Emerging from this source of the socio-spiritual development, society became hyper industrial in tandem. This took the modern man out of the home and out of the community daily, atomizing him into a toolkit of skills to be sold on an open market rather than a living breathing human being that in turn was a part of a great organic community. Manhood became solely about making money, playing the breadwinner and the role in turn became the man; though in latent potential, there is always so much more.
So over decades, the two fundamental processes that gird men against the vicissitudes and evils of life, were left fallow in their fields. The ability to wisely tame violence and inseminate the proper potential in one’s life was not properly transmitted to the boomers. The greatest generation was traumatized by the collective horrors of the great wars and in their attempt to reject the pathological aspects of society that furnished them with such horrors they could only replace them with shallow consumerism and small ‘s’ selfhood, which has no power over societies natural magnetism of conformity inducing authority.
These dynamics have dove tailed over the last 70 years to produce a self-perpetuating cycle in society where shallow, materialistic self-interest profits off the deep spiritual wounding and malaise of several generations. Because no deep spiritual healing is ever done at a cultural level, more suffering is manifested, thereby which the wrong level of solution is inherently propositioned again because nothing deeper exists than sheer materialism for the greatest and boomer generations. Their ability to have faith deeper than their egos was obliterated in fiery hells of the two world wars.

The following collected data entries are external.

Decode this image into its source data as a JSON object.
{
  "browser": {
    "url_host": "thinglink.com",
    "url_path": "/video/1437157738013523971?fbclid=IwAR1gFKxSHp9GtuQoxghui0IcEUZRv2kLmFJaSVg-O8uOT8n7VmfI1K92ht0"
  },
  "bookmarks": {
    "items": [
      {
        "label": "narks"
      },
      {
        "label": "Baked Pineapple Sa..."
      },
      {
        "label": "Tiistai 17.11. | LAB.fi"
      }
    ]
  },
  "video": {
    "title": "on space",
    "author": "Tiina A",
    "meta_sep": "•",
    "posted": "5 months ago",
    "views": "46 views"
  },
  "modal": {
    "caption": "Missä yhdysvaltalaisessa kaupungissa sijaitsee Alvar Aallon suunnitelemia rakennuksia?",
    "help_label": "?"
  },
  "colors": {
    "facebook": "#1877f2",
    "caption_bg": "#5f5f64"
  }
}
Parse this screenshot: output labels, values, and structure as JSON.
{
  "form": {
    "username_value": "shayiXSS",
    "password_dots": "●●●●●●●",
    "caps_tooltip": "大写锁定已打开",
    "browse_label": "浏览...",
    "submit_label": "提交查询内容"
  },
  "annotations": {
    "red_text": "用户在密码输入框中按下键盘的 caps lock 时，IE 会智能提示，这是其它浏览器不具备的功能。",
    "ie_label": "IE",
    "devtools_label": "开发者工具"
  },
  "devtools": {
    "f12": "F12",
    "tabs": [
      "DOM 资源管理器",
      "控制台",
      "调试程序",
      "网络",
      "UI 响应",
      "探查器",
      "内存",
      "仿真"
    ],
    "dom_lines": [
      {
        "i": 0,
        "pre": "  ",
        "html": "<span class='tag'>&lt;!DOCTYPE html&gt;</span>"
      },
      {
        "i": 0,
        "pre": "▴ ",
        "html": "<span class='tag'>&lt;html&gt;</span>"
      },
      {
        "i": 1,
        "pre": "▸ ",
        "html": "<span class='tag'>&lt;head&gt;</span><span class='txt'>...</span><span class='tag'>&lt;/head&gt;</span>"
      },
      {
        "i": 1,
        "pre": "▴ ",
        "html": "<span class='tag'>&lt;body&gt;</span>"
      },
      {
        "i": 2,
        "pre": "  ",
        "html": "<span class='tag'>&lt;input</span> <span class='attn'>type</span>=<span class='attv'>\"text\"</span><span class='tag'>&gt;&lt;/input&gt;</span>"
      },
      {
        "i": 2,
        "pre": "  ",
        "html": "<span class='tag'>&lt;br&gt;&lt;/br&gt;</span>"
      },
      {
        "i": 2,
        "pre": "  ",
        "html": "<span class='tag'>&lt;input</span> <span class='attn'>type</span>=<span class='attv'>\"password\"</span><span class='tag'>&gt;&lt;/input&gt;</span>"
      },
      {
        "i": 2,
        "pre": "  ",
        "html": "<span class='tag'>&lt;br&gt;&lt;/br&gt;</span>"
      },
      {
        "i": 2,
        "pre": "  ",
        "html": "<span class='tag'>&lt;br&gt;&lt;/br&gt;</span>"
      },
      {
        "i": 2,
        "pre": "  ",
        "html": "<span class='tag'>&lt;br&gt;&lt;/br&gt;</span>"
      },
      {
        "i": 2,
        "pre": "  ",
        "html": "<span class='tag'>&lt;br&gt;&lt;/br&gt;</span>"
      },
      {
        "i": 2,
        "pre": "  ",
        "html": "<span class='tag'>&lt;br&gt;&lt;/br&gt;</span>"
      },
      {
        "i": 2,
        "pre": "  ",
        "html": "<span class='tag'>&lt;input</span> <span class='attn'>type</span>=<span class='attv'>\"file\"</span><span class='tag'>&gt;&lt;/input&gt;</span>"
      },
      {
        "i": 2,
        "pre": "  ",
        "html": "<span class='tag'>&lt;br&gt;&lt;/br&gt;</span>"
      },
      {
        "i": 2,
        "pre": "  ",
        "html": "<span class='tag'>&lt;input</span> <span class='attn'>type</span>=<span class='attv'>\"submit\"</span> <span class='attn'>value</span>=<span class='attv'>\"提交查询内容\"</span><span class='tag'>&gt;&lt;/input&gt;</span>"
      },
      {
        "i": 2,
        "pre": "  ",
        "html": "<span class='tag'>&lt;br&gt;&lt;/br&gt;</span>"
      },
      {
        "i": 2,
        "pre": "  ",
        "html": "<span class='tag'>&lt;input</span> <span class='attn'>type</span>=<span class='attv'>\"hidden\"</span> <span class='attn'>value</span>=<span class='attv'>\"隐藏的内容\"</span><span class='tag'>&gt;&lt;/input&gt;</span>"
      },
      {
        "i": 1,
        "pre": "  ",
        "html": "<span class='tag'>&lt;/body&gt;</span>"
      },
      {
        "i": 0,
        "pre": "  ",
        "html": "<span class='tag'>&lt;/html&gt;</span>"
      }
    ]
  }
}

This manifests itself today in our institutional decay, the grotesque, wanton violence in our schools and religious venues (enculturation factories) & the vast increase in deaths of suicide, self-harm and addiction.
Because boys grow up in a culture that denies the core aspects of their deepest evolutionary being – violence & procreation – they’re unable to deal with these forces when they naturally arise in a conscious, guided manner by those who are wiser and more experienced. We simply allow our sons to develop in a haphazard form of osmosis. Different men deal with this developmental path more successfully than others. But the plights of the weakest of us is where we can evaluate the true robustness of a system, and this is where it becomes painfully and obviously evident that America’s system of male maturation and enculturation is failing dreadfully. The most vulnerable congregate in hateful, bilious online chatrooms & forums. Here the true meaning of toxic masculinity rears it’s hideous face. In reality, it is unmoored and unguided masculinity. It is uninitiated manhood.
The pattern is clear. Men who do not deal with the fundamental aspects of the manhood will lash out – whether at themselves or society. It is up to Americans now to find the moral fortitude to acknowledge the true depth of the problem so that in turn adequate and appropriate solutions may be tried.